Most environments do not save the clipboard contents to any persistent storage - when a user logs out or reboots his or her system the clipboard contents are cleared and forgotten.

See also Snippet management.

Operating system–specific clipboards

Microsoft Windows

In some versions of the Microsoft Windows operating system, the contents of the clipboard can be viewed at any time by using the Clipboard Viewer (Clipbook Viewer in Windows XP and 2000) application (clipbrd.exe). In older versions of Windows the common practice was to open a copy of the "Notepad" or "Wordpad" editor, and paste into that. Often these operations are available from the "Edit" pull down menu and they may be available via a context menu, usually accessible by context-clicking in the window or dialog entry that is to be cut from or pasted into.

The standard Windows keybindings are:

  • Ctrl-c to copy data onto the clipboard
  • Ctrl-x to cut data to the clipboard
  • Ctrl-v to paste data from the clipboard

alternative keybindings (available in most windows programs)

  • Ctrl-Insert is copy
  • Shift-Delete is cut
  • Shift-Insert is paste

the advantage of the alternative keys is that the fingers can stay close to the arrow and selection keys when you are editing a large body of text

The Clipbook Viewer was removed entirely in Windows Vista.

Mac OS X

In the Macintosh Operating System the contents can be viewed by selecting the Show Clipboard menu item from the Finder's Edit menu. The standard Mac OS keybindings are:

  • Command-c to copy data into the clipboard
  • Command-x to cut into it
  • Command-v to paste data from the clipboard.

Also available as a secondary, text-only clipboard, is an emacs-style kill-ring. This works in all applications that use standard Cocoa text boxes:

  • Ctrl-k to kill from cursor to end-of-line.
  • Ctrl-y to yank from kill-ring to cursor.

X Window System

The X Window System commonly used on Unix and Linux systems provides a clipboard implementation via selections. Selections are asynchronous, so data is copied and converted into the desired format only on-demand.

The usage and handling of various selections is not standardized.
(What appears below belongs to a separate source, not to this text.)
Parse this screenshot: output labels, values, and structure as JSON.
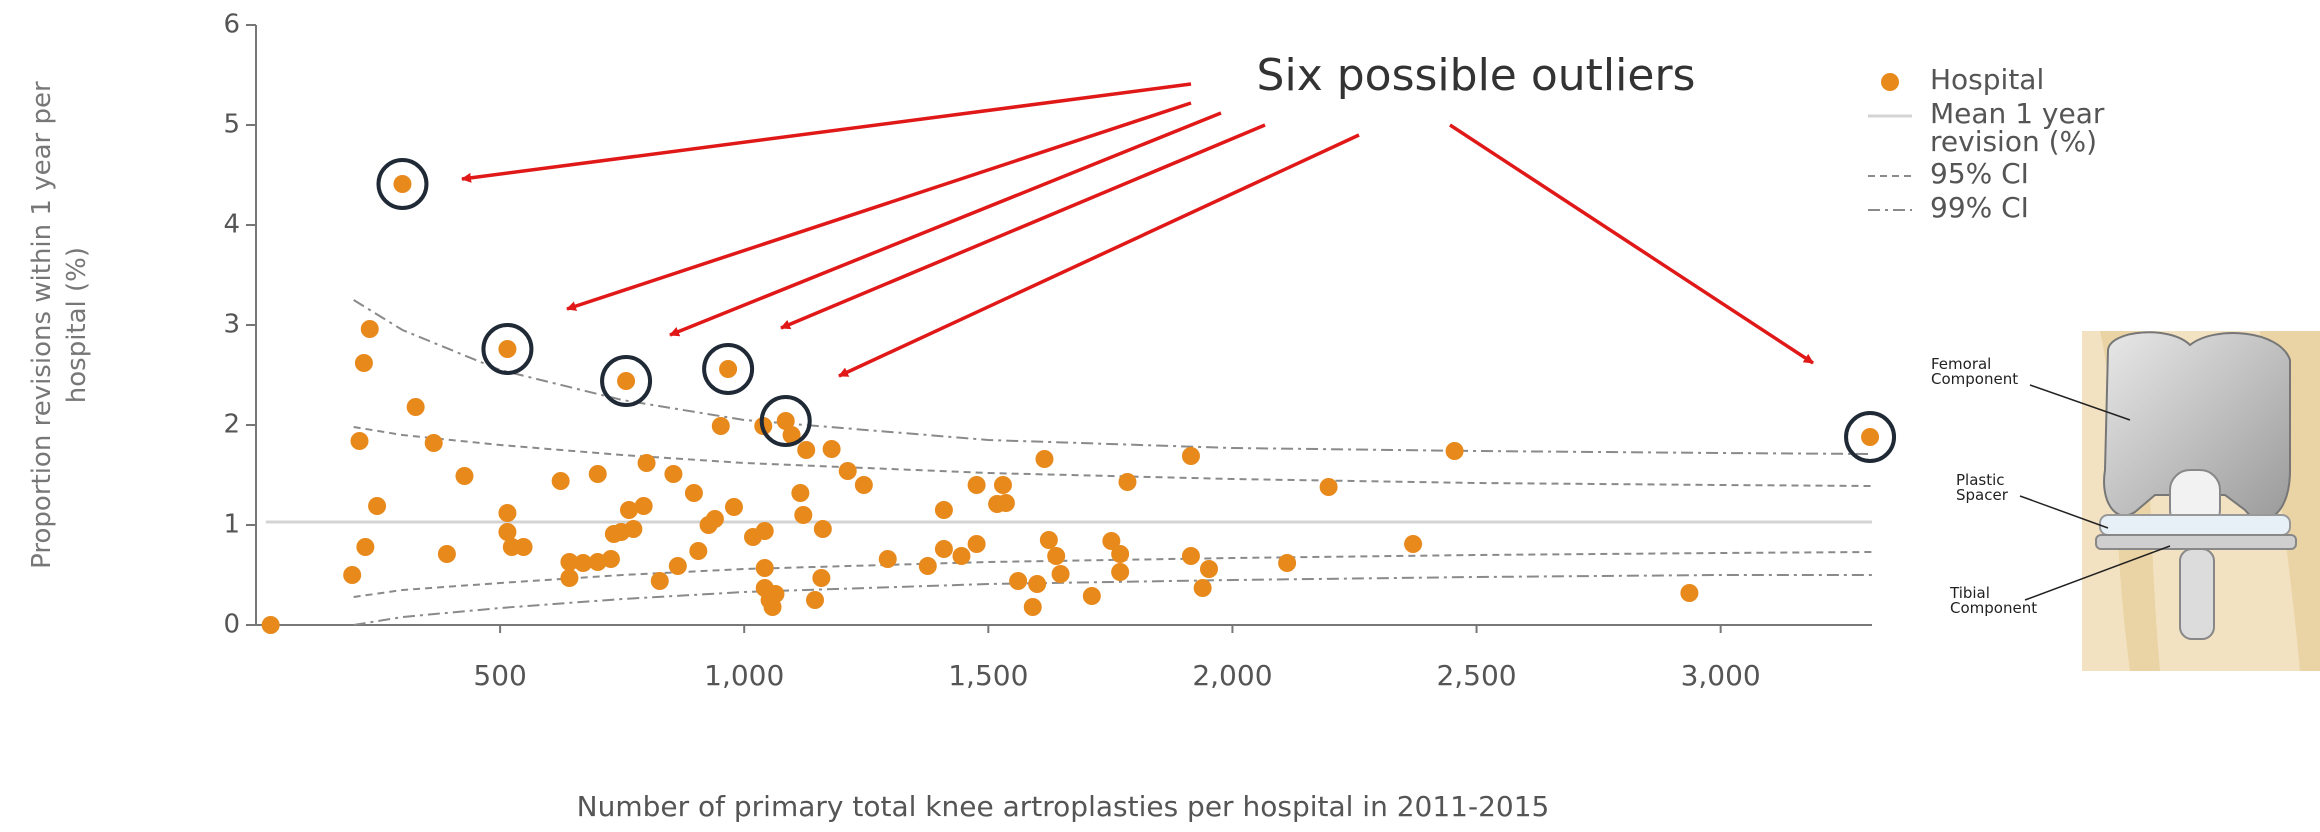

However most modern toolkits and desktop environments, such as GNOME or KDE, follow a widely accepted convention, outlined in the freedesktop.org specification. One selection, CLIPBOARD, is used for traditional clipboard semantics, with shortcuts similar to Windows. Another selection, PRIMARY, is an X11-specific mechanism. Data is "copied" immediately upon highlighting and pasted with the third (middle) mouse button. This is usually separate from the CLIPBOARD selection and does not change its contents.